Not long after the announcement, the government’s story began to look shaky. Lawyers for the Mexican man, Ramon Morales Reyes, held a news conference proclaiming his innocence. And as detectives in Wisconsin, where Mr. Morales Reyes lived, began looking deeper, they came to believe he had been framed.

By this week, Milwaukee County prosecutors had filed identity theft and witness intimidation charges against another man, a lifelong Wisconsin resident. They said that man, Demetric D. Scott, had written several threatening letters that included Mr. Morales Reyes’s name in the return address. Prosecutors said it was an attempt to catch the attention of the Trump administration and weaponize the threat of deportation against Mr. Morales Reyes, who was scheduled to testify against Mr. Scott at a robbery trial next month.

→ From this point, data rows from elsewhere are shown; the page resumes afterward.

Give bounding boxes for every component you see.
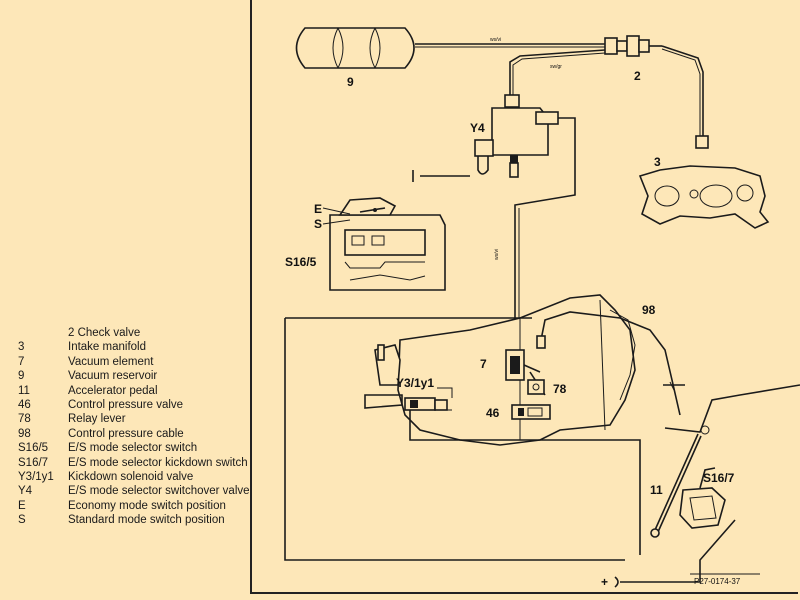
legend-row: 9 Vacuum reservoir	[18, 369, 250, 383]
vacuum-element	[505, 349, 541, 381]
legend-code: S16/5	[18, 442, 49, 455]
callout-3: 3	[654, 155, 661, 169]
accelerator-pedal	[650, 384, 800, 538]
legend-description: Control pressure valve	[68, 399, 184, 412]
wire-loop	[284, 318, 625, 561]
callout-46: 46	[486, 406, 500, 420]
callout-7: 7	[480, 357, 487, 371]
legend: 2 Check valve 3 Intake manifold 7 Vacuum ele…	[18, 326, 250, 528]
hose-sw-gr	[509, 49, 606, 100]
relay-lever	[527, 371, 546, 396]
legend-code: 7	[18, 355, 25, 368]
wire-label-second: sw/gr	[550, 64, 562, 70]
legend-description: Standard mode switch position	[68, 514, 225, 527]
wire-plus	[620, 519, 736, 583]
legend-description: Kickdown solenoid valve	[68, 471, 194, 484]
legend-code: Y4	[18, 485, 33, 498]
legend-code: 3	[18, 341, 25, 354]
legend-description: Accelerator pedal	[68, 384, 158, 397]
callout-plus: +	[601, 575, 608, 589]
callout-s: S	[314, 217, 322, 231]
legend-row: 2 Check valve	[18, 326, 250, 340]
kickdown-switch-s16-7	[679, 467, 726, 529]
legend-description: E/S mode selector switchover valve	[68, 485, 250, 498]
callout-78: 78	[553, 382, 567, 396]
legend-code: 78	[18, 413, 31, 426]
legend-code: 98	[18, 427, 31, 440]
legend-description: E/S mode selector switch	[68, 442, 198, 455]
hose-to-manifold	[661, 45, 704, 140]
legend-description: Economy mode switch position	[68, 499, 226, 512]
legend-row: 7 Vacuum element	[18, 355, 250, 369]
legend-row: E Economy mode switch position	[18, 499, 250, 513]
switchover-valve-y4	[412, 94, 576, 182]
control-pressure-cable	[539, 311, 681, 416]
legend-row: 98 Control pressure cable	[18, 427, 250, 441]
callout-9: 9	[347, 75, 354, 89]
legend-code: E	[18, 499, 26, 512]
legend-row: 3 Intake manifold	[18, 340, 250, 354]
legend-description: 2 Check valve	[68, 327, 141, 339]
callout-11: 11	[650, 483, 663, 497]
callout-98: 98	[642, 303, 656, 317]
wire-label-top: ws/vi	[490, 37, 501, 43]
intake-manifold	[638, 165, 770, 229]
callout-y3-1y1: Y3/1y1	[396, 376, 434, 390]
diagram-frame	[250, 0, 798, 594]
legend-description: E/S mode selector kickdown switch	[68, 456, 248, 469]
legend-row: 11 Accelerator pedal	[18, 384, 250, 398]
legend-row: Y3/1y1 Kickdown solenoid valve	[18, 470, 250, 484]
callout-s16-7: S16/7	[703, 471, 735, 485]
legend-row: S16/5 E/S mode selector switch	[18, 441, 250, 455]
legend-row: 46 Control pressure valve	[18, 398, 250, 412]
hose-vertical	[514, 165, 576, 350]
wire-label-vertical: ws/vi	[494, 249, 500, 260]
legend-code: S16/7	[18, 456, 49, 469]
legend-row: S16/7 E/S mode selector kickdown switch	[18, 456, 250, 470]
legend-row: Y4 E/S mode selector switchover valve	[18, 484, 250, 498]
legend-description: Relay lever	[68, 413, 126, 426]
legend-description: Intake manifold	[68, 341, 146, 354]
legend-row: 78 Relay lever	[18, 412, 250, 426]
mode-selector-s16-5	[329, 197, 446, 291]
callout-y4: Y4	[470, 121, 485, 135]
legend-row: S Standard mode switch position	[18, 513, 250, 527]
legend-code: 46	[18, 399, 31, 412]
wire-kickdown	[409, 410, 641, 555]
callout-2: 2	[634, 69, 641, 83]
legend-code: Y3/1y1	[18, 471, 54, 484]
callout-e: E	[314, 202, 322, 216]
vacuum-reservoir	[295, 27, 415, 69]
check-valve	[604, 35, 662, 57]
kickdown-solenoid-valve	[404, 387, 453, 411]
legend-code: 9	[18, 370, 25, 383]
control-pressure-valve	[511, 404, 551, 420]
legend-description: Control pressure cable	[68, 427, 184, 440]
legend-description: Vacuum reservoir	[68, 370, 158, 383]
legend-code: S	[18, 514, 26, 527]
legend-code: 11	[18, 384, 30, 397]
figure-code: P27-0174-37	[694, 577, 741, 586]
legend-description: Vacuum element	[68, 355, 154, 368]
callout-s16-5: S16/5	[285, 255, 317, 269]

On one level, the plan described by Wisconsin prosecutors worked. Top Trump administration officials took notice, and Mr. Morales Reyes, who worked as a dishwasher, was jailed. Even with Mr. Scott now facing charges, Mr. Morales Reyes remains in custody, awaiting a hearing before an immigration judge and facing the possibility of deportation. Federal officials said Mr. Morales Reyes had a history of entering the country illegally and an arrest record.

The Trump administration has taken an aggressive stance on deportation and immigration, claiming a mandate from voters on the issue. But advocates for immigrants warned that the administration’s approach had contributed to an atmosphere of fear and suspicion.